Impact Of Nicorandil in Angina (IONA)
Presenter: Henry Dargie, University of Glasgow, Glasgow, Scotland
The study: A randomized, placebo-controlled study evaluating the effect of nicorandil (a K-channel opener that acts as an arterial and venous vasodilator and has been shown to be cardioprotective and enhances ischemic preconditioning) when added to existing therapy in patients with stable angina. A total of 5126 patients with previous MI or CABG or coronary artery disease with high-risk features were recruited in the UK; in order to qualify, patients had to not be actively considered for revascularization. Patients were randomized to placebo (n=2561) or nicorandil (10 mg BID, increased to 20 mg BID after 2 weeks; n=2565) and followed for up to 3 years; mean follow-up was 1.6 years. The primary end point of the study was the composite incidence of CHD death, nonfatal MI, and unplanned hospitalization for chest pain. A secondary end point was the composite of CHD death and nonfatal MI.

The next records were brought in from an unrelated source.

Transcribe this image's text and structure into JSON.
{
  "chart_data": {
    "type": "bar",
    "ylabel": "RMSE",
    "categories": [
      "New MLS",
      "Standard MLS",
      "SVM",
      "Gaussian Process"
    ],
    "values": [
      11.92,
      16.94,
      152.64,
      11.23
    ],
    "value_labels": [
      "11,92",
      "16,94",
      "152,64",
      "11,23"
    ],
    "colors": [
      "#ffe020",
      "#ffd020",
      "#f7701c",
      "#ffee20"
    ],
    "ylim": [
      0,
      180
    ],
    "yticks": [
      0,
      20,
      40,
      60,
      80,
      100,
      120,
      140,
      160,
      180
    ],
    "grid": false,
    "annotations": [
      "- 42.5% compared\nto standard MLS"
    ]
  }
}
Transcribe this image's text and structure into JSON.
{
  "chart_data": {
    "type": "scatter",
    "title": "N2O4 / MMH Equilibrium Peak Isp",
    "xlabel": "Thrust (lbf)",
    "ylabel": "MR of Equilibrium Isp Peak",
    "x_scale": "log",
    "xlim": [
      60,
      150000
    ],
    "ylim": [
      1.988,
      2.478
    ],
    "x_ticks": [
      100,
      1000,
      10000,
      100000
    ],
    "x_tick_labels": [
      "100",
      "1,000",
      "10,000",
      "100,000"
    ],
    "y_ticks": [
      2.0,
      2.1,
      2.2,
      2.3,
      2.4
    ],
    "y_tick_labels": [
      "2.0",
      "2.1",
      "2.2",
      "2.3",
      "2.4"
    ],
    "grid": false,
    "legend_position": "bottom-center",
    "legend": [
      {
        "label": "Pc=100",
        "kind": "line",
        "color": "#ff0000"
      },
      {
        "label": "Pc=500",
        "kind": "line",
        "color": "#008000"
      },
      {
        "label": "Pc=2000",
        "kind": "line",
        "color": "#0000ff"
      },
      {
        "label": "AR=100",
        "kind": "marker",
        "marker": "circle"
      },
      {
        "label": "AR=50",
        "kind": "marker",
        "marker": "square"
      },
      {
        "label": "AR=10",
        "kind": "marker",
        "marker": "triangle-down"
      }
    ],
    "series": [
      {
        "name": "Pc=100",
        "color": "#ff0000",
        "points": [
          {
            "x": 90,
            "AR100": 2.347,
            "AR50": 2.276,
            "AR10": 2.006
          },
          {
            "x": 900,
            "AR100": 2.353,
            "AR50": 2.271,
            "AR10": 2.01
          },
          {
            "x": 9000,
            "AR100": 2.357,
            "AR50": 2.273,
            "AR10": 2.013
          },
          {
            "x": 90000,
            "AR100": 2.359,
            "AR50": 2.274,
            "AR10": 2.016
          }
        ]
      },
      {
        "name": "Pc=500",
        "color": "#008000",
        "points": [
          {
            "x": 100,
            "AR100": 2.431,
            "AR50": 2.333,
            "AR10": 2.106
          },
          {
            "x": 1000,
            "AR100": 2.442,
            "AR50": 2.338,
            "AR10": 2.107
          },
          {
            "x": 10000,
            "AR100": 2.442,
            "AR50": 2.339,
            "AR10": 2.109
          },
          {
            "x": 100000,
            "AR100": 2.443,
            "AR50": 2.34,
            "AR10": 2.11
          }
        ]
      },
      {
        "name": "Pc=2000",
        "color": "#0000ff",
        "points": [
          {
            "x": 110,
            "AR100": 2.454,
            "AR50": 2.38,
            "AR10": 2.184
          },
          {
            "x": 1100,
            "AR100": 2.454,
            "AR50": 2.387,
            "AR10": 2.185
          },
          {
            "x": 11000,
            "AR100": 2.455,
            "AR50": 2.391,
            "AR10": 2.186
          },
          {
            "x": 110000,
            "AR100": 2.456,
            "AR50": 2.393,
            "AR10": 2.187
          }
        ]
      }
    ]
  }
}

The results: Primary outcome events were significantly lower with nicorandil (13.1% versus 15.5% with placebo, heart rate 0.83, P=0.014). The curves separated rapidly. The composite of death/MI was slightly, but not significantly, lower with nicorandil (4.2% versus 5.2% with placebo, heart rate 0.79, P=0.068). Mortality also tended to be slightly lower with nicorandil (4.3% versus 5.0% with placebo, heart rate 0.87, P=0.27). Total cardiovascular events were slightly reduced with nicorandil (14.7% versus 17.0% with placebo, hazard ratio 0.85, P=0.025).
Summary: In the first large-scale trial assessing clinical outcome in primary effect angina, nicorandil significantly reduced major cardiovascular events, when added to existing therapy.